In this country, the bones were used as rhythm accompaniment to dancers.  Percy, when he demonstrates how to use the bones, moves his arms in such a way that the correlation between dance and the playing of the bones seems both natural and logical.

He recalls, "living in Washington, D.C. as a kid in 1907, and seeing the black dancers put sand on the sidewalk and then dance using the bones.  My father was a journeyman printer and about that time went to work for the Government Printing Office."

By then the "bones" were probably made of wood.  They certainly are now.  In fact, Percy has started manufacturing them.  He insists the company has no name but says, "It's listed as 'Danforth Bones' on the income tax.  I can give them to you in balsa wood, which makes a soft clicking sound; or you can have them in 20-year-old aged hickory wood or maple."

ALL OF THIS comes at a time when there has been a terrifically intensified interest in the music of the minstrel shows and the early vaudeville shows, which frequently sported a character called "Brother Bones".  Percy has become the guardian of a neglected art.

This all came about, when roughly eight years ago, Fran decided to get her master's degree.  She had a bachelor's degree from the U-M, granted her in the 1920's.  She enrolled at EMU, taking two courses at a time.  One day toward the end of her studies, Edith Boroff, of whom she speaks very highly, asked her if she knew anyone who played the bones for a country music segment of a concert she was giving.

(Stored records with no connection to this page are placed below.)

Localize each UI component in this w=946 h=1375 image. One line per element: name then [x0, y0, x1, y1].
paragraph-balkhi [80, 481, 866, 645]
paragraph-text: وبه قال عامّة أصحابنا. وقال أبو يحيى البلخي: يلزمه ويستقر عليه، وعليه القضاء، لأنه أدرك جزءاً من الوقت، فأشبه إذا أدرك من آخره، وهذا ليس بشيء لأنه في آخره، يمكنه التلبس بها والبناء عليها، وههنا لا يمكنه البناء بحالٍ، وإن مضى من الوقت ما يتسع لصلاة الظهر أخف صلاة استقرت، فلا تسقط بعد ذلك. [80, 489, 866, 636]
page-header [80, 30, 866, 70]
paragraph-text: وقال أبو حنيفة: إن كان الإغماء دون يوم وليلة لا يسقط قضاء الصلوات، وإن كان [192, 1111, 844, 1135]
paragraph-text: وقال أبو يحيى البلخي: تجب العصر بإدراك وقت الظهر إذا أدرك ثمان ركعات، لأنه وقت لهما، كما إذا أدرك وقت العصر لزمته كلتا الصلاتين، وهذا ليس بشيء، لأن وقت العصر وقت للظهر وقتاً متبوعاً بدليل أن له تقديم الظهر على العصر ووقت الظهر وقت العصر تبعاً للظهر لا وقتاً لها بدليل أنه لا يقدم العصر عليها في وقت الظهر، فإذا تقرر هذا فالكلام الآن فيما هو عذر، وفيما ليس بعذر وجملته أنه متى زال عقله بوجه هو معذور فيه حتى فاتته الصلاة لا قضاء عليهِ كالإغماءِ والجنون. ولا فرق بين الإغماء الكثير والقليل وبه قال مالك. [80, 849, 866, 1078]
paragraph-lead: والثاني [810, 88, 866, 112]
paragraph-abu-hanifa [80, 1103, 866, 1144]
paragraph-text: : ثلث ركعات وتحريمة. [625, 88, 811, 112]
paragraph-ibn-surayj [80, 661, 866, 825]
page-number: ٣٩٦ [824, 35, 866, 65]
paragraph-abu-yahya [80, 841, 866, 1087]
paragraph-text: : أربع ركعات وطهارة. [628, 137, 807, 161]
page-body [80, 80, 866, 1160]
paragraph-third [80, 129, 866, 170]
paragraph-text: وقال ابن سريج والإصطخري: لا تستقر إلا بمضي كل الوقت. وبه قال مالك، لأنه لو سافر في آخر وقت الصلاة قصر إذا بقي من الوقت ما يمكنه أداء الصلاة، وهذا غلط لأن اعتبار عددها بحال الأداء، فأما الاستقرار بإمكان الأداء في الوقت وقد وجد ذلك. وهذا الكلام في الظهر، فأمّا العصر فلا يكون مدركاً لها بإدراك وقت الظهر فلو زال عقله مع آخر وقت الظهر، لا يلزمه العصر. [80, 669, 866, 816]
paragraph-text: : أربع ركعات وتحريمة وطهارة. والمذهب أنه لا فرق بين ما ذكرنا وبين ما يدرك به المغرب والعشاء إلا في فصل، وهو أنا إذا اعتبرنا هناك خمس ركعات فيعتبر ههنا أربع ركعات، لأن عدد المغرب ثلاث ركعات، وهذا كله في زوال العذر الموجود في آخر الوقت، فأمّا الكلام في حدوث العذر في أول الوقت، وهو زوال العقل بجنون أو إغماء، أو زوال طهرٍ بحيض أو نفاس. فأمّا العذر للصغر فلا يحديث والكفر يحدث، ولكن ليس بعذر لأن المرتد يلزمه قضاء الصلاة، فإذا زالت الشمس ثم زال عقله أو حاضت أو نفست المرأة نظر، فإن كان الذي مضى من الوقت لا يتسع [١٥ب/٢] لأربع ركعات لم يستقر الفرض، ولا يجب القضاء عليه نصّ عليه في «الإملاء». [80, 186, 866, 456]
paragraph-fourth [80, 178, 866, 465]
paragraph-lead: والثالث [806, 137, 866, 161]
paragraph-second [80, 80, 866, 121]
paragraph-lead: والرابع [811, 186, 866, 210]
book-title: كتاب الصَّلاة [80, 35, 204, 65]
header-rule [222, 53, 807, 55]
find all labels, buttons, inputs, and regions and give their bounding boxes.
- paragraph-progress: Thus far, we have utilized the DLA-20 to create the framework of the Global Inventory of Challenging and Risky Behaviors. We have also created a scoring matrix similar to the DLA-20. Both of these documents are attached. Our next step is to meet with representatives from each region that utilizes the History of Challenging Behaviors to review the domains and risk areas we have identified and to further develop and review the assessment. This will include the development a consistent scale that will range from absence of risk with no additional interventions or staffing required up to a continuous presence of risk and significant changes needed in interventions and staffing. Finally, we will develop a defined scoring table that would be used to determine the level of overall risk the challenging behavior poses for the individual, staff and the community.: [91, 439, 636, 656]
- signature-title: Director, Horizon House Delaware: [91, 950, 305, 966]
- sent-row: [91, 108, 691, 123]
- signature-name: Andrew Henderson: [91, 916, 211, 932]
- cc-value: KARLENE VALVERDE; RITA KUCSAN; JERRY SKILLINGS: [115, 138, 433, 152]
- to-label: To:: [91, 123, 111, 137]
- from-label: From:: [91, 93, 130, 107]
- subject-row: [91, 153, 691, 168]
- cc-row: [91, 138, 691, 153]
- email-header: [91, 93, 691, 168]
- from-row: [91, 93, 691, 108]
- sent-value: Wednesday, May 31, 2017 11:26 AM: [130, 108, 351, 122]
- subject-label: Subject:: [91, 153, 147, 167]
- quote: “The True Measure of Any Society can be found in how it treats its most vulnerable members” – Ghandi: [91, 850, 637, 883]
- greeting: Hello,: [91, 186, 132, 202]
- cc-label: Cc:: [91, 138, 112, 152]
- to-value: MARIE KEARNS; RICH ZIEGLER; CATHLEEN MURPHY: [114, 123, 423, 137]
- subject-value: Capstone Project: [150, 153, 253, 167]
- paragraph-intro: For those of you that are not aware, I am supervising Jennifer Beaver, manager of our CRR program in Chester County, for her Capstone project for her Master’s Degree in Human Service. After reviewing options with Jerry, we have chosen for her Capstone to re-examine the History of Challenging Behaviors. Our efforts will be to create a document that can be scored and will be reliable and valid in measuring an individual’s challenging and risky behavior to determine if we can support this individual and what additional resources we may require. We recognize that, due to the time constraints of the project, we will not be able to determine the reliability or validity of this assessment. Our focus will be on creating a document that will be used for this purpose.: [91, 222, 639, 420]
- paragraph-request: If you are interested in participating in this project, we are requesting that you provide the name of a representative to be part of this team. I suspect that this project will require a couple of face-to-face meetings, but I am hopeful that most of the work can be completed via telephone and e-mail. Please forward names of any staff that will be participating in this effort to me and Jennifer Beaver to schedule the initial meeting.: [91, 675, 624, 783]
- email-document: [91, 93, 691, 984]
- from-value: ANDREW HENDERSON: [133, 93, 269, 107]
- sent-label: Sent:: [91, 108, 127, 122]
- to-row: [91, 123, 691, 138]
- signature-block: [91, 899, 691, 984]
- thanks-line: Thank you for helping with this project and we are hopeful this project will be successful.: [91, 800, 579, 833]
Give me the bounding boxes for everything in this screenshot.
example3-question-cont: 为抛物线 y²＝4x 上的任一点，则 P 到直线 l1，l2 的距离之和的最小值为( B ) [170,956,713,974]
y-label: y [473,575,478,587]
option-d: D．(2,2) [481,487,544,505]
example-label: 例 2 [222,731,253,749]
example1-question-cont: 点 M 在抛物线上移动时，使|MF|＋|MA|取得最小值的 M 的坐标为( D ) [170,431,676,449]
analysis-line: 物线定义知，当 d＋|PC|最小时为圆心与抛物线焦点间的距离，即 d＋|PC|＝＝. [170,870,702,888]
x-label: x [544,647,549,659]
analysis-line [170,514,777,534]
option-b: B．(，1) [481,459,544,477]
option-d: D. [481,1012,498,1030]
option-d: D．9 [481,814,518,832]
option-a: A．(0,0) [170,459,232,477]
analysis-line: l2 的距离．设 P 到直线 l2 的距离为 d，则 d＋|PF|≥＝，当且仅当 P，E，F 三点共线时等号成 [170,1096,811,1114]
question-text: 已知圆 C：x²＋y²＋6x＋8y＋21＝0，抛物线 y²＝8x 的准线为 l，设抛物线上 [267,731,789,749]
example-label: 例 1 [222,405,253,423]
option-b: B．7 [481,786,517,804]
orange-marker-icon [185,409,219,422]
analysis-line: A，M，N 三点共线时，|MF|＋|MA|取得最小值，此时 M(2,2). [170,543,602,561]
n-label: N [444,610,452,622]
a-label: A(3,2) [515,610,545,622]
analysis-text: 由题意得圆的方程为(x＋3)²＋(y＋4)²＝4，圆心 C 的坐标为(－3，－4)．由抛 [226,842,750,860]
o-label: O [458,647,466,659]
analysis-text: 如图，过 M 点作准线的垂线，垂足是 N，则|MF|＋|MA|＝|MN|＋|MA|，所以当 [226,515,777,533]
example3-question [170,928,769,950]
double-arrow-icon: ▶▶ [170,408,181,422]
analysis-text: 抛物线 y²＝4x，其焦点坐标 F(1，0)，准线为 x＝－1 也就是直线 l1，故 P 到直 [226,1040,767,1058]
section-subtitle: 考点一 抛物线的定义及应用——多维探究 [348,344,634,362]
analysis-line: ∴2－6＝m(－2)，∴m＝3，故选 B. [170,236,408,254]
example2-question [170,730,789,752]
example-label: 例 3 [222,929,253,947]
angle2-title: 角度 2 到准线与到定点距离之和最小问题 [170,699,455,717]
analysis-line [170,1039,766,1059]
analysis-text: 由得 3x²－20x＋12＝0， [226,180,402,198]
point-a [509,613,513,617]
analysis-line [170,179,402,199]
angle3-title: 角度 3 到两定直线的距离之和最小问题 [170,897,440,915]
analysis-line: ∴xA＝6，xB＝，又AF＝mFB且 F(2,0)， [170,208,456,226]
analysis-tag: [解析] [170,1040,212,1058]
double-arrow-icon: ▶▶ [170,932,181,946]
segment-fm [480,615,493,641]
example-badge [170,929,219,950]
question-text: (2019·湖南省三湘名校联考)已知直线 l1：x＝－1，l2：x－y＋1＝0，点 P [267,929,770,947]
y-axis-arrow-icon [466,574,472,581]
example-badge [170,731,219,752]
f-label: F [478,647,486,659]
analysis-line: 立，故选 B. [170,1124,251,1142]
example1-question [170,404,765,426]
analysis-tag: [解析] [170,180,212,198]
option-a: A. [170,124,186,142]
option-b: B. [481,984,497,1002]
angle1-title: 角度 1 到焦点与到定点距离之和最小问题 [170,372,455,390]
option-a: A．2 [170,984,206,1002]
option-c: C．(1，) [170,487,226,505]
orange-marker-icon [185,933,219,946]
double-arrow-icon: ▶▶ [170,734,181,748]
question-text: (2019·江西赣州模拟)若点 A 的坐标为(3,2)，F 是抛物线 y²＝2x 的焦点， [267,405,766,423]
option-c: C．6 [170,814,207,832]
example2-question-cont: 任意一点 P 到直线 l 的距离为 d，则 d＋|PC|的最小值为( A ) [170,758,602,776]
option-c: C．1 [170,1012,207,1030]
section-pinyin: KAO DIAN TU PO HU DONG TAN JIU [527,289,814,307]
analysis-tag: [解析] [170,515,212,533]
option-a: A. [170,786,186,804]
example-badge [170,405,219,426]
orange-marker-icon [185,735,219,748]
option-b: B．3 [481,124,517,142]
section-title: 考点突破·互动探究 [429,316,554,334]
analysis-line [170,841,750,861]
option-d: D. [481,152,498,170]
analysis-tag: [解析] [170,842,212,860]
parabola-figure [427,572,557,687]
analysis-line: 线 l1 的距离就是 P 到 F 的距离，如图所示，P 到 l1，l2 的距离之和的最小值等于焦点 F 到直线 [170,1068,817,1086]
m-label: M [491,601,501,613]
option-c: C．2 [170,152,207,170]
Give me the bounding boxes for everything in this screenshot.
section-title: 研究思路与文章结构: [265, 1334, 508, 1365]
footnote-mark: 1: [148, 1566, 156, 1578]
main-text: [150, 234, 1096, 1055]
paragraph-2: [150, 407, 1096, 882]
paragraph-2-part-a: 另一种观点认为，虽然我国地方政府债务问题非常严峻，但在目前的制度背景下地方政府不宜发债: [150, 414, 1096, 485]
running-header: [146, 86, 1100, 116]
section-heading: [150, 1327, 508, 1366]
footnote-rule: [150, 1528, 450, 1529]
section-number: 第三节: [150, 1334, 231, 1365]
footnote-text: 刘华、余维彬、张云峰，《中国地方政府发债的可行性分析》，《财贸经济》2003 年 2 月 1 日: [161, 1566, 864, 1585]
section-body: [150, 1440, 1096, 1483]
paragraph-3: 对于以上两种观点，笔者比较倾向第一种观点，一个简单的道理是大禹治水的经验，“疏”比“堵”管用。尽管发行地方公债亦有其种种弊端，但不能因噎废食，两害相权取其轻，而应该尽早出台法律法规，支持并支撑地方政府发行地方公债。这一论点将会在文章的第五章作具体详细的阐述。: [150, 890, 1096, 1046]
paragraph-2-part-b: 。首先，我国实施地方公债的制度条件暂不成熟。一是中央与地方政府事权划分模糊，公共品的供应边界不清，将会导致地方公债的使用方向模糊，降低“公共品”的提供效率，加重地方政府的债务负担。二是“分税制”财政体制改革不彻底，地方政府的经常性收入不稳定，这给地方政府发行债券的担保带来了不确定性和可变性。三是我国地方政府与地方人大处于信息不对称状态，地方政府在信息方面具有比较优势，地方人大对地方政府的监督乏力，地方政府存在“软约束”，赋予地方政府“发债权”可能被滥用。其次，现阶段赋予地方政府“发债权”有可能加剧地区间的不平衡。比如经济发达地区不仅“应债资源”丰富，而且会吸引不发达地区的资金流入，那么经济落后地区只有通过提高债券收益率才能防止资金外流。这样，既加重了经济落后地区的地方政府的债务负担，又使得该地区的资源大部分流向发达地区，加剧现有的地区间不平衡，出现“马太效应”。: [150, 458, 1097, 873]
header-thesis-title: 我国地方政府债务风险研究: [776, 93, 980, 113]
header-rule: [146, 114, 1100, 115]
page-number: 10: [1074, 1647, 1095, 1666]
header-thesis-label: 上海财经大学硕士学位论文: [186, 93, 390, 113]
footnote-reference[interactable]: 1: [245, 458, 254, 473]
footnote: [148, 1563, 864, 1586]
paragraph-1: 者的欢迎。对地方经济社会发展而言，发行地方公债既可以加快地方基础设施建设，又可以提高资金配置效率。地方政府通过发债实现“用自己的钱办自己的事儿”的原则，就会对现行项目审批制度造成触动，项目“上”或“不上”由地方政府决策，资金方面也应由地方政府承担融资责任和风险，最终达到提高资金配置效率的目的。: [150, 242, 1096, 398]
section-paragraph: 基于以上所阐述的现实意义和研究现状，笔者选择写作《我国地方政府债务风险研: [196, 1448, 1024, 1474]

"Oh my husband plays the bones", said Fran.  And Percy was launched.  He says, "I practiced like crazy for a few days, particularly the two-hand stuff.  I had learned how to hold the bones in 1908.  The concert was a huge success.  After it was over someone came up to Fran and said, 'He even play two against three.'

"After this came concerts at the Unitarian Church with Bill Albright.  Then stuff with Shirley Smith in the Pendelton Room.  And of course The Ark.  That's been wonderful for us.  I've helped to raise money for The Ark."

While this was happening, Fran became interested in early music, encouraged by Boroff, and modern music, studying under Anthony Iannaccone.  The interest in early music led her to acquire both a harpsichord and a clavicord, and to seriously address herself to mastering them.  These instruments, along with an upright piano and a baby grand, are on the ground floor of her house.  Also visible is a tape recorder which she uses as a teaching device for her piano students and as a compositional aid.

Like most composers, she hates copying out parts.  She wonders if it can't be done on a computer.  So far she hasn't found a satisfactory solution.  Cacioppo's comment: "She will".

THIS CHRISTMAS, the Danforths fly to California, but not to the Rose Bowl.  This trip came about as a result of a broadcast segment WUOM did featuring Percy.  The tape was aired in Berkeley.  Percy received a letter from a choreographer, "who said she had advertised for someone to play the bones and all she got was a woman who played the spoons.  She wants us to come to Berkeley, to the School of the Performing Arts, and see if she can't work out some choreography to the bones.  Also there's a minstrel group in San Francisco that has a brother bones character who has no bones that I want to look into."

Musically, their lives do not overlap.  However Fran certainly enjoys folk music and rags, and Percy, when pressed, admits to an admiration for the piano music of Schumann and more particularly Chopin.

"I've had a speckled career," says Percy, and he certainly has.  He studied engineering and he studied art.  At one point, he designed the art education curriculum for the Monroe, Michigan public schools.  In fact he studied to become almost everything but what he has become-a full fledged virtuoso.

As George Cacioppo, first Percy's pupil then Fran's teacher, said, "I hope I'm all together like that when I reach that time."